The menu folder is where the logic for the main menu options will be called from.  
The utils folder has the general use functions that can be reusable, such as the load_data function  
The output folder is where any saved outputs will be stored


### Saving the outputs to a .txt  
I wanted to add an option to save the chosen output to a .txt file, which would go in the "outputs" folder.  
The method I'm going for is using lists, i.e. storing the output as a list of strings and returning it to the function.

In [None]:
import os

#a function that handles saving outputs to a file
#requires analysis.py to be run from the application folder
def save_output(lines, filename=""):
    #ensure the output directory exists
    os.makedirs("output", exist_ok=True)

    #define the full path where the file will be saved
    filepath = os.path.join("output", filename)

    #write the lines to the file
    with open(filepath, "w") as f:
        for line in lines:
            f.write(line + "\n")

    print(f"\nOutput saved to '{filepath}'")

Adjustments to make it so that the output folder will be found from wherever the analysis.py file is in  
This was used in pretty every file_saver function

In [None]:
import os

#a function that handles saving outputs to a file
def save_output(lines, filename="", folder="output"):

    #get absolute path to the directory of this script
    #__file__ holds path to current script
    base_directory = os.path.dirname(os.path.abspath(__file__))

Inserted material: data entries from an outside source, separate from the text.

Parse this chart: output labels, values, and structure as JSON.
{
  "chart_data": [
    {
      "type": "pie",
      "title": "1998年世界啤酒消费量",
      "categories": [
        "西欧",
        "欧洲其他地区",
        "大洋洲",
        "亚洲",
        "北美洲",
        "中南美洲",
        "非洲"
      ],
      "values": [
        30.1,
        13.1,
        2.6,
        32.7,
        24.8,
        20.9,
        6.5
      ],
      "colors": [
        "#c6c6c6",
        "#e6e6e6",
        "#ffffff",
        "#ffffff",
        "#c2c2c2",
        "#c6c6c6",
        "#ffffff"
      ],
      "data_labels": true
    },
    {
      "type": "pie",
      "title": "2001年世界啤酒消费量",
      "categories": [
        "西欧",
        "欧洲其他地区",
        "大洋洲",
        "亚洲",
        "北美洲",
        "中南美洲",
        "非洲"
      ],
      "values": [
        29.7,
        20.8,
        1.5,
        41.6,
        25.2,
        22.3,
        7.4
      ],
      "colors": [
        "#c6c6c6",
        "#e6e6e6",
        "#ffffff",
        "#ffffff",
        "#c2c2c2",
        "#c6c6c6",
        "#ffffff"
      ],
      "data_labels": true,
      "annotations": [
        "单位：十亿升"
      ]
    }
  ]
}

    #create full path to output folder
    output_directory = os.path.join(base_directory, "..", folder)

    #ensure the output directory exists, creates one if it does not
    os.makedirs(output_directory, exist_ok=True)

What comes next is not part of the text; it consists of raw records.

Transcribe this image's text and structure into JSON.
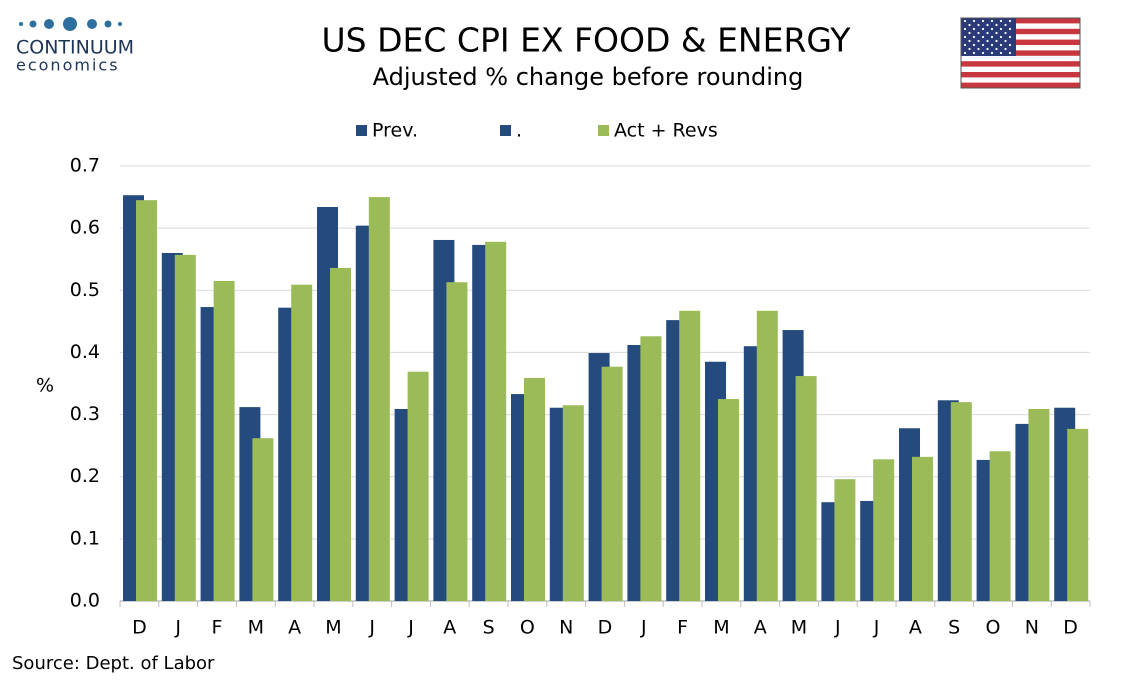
{
  "logo": {
    "name": "CONTINUUM",
    "tagline": "economics"
  },
  "chart_data": {
    "type": "bar",
    "title": "US DEC CPI EX FOOD & ENERGY",
    "subtitle": "Adjusted % change before rounding",
    "y_label": "%",
    "source": "Source: Dept. of Labor",
    "categories": [
      "D",
      "J",
      "F",
      "M",
      "A",
      "M",
      "J",
      "J",
      "A",
      "S",
      "O",
      "N",
      "D",
      "J",
      "F",
      "M",
      "A",
      "M",
      "J",
      "J",
      "A",
      "S",
      "O",
      "N",
      "D"
    ],
    "series": [
      {
        "name": "Prev.",
        "color": "#254a7d",
        "values": [
          0.653,
          0.56,
          0.473,
          0.312,
          0.472,
          0.634,
          0.604,
          0.309,
          0.581,
          0.573,
          0.333,
          0.311,
          0.399,
          0.412,
          0.452,
          0.385,
          0.41,
          0.436,
          0.159,
          0.161,
          0.278,
          0.323,
          0.227,
          0.285,
          null
        ]
      },
      {
        "name": ".",
        "color": "#254a7d",
        "values": [
          null,
          null,
          null,
          null,
          null,
          null,
          null,
          null,
          null,
          null,
          null,
          null,
          null,
          null,
          null,
          null,
          null,
          null,
          null,
          null,
          null,
          null,
          null,
          null,
          0.311
        ]
      },
      {
        "name": "Act + Revs",
        "color": "#9bbb59",
        "values": [
          0.645,
          0.557,
          0.515,
          0.262,
          0.509,
          0.536,
          0.65,
          0.369,
          0.513,
          0.578,
          0.359,
          0.315,
          0.377,
          0.426,
          0.467,
          0.325,
          0.467,
          0.362,
          0.196,
          0.228,
          0.232,
          0.32,
          0.241,
          0.309,
          0.277
        ]
      }
    ],
    "ylim": [
      0,
      0.7
    ],
    "yticks": [
      {
        "value": 0,
        "label": "0.0"
      },
      0.1,
      0.2,
      0.3,
      0.4,
      0.5,
      0.6,
      0.7
    ],
    "grid": true
  }
}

    #create full path to output file
    filepath = os.path.join(output_directory, filename)

    #write the lines to the file
    with open(filepath, 'w') as f:
        for line in lines:
            f.write(line + '\n')

    print(f"\nOutput saved to: {filepath}")

### Dynamically generating menu  
Since I wanted this to potentially work for other datasets (untested), I wanted to make the menu for the histogram and scatterplots dynamically generating, meaning that it would generate a menu option for each feature, rather than there being a fixed menu option like in the summaries or dataset_info menus.

In [11]:
print("\nChoose a feature to display the histogram:")

#dynamically generating the menu based on the features names
#similar to the data summary function but only getting the names this time
for i, feature in enumerate(features_names, 1):
    print(f"{i}. {feature}")

print("x. Return to menu")



Choose a feature to display the histogram:
1. sepal length (cm)
2. sepal width (cm)
3. petal length (cm)
4. petal width (cm)
x. Return to menu


Getting the menu options itself was very similar to the function used to get the summaries, except this time we're only trying to get the feature names and not any other values assosciated with them.  
  
Assigning the feature names to the user's choice was a little tricky. The way the menu is layed out, the user enters a number starting from 1, but with "indexing" in python, the count starts from 0 instead. So had to get the feature_name again after a choice was given by taking the user's choice and taking away 1 from it.  

Using len, we can get the total length of the list to determine what choices the user can choose without an error.

In [None]:
print(features_names)
choice = str(1)

if choice.isdigit():
    choice = int(choice)
    if 1 <= choice <= len(features_names): #assigning a number to each feature
        feature_name = features_names[choice - 1]

        print(feature_name)
    else:
        print("Error: Please select a valid option.")
else:
    print("Error: Please select a valid option.")

['sepal length (cm)', 'sepal width (cm)', 'petal length (cm)', 'petal width (cm)']
sepal length (cm)


Here we can see that the sepal length is the "first" feature, (user choice of 1), and due to the feature_name = features_names[choice -1], the index value is set to 0, which gives us the sepal length. Essentially sepal length is assigned a value of 0, so we have to take the user's choice and -1 etc.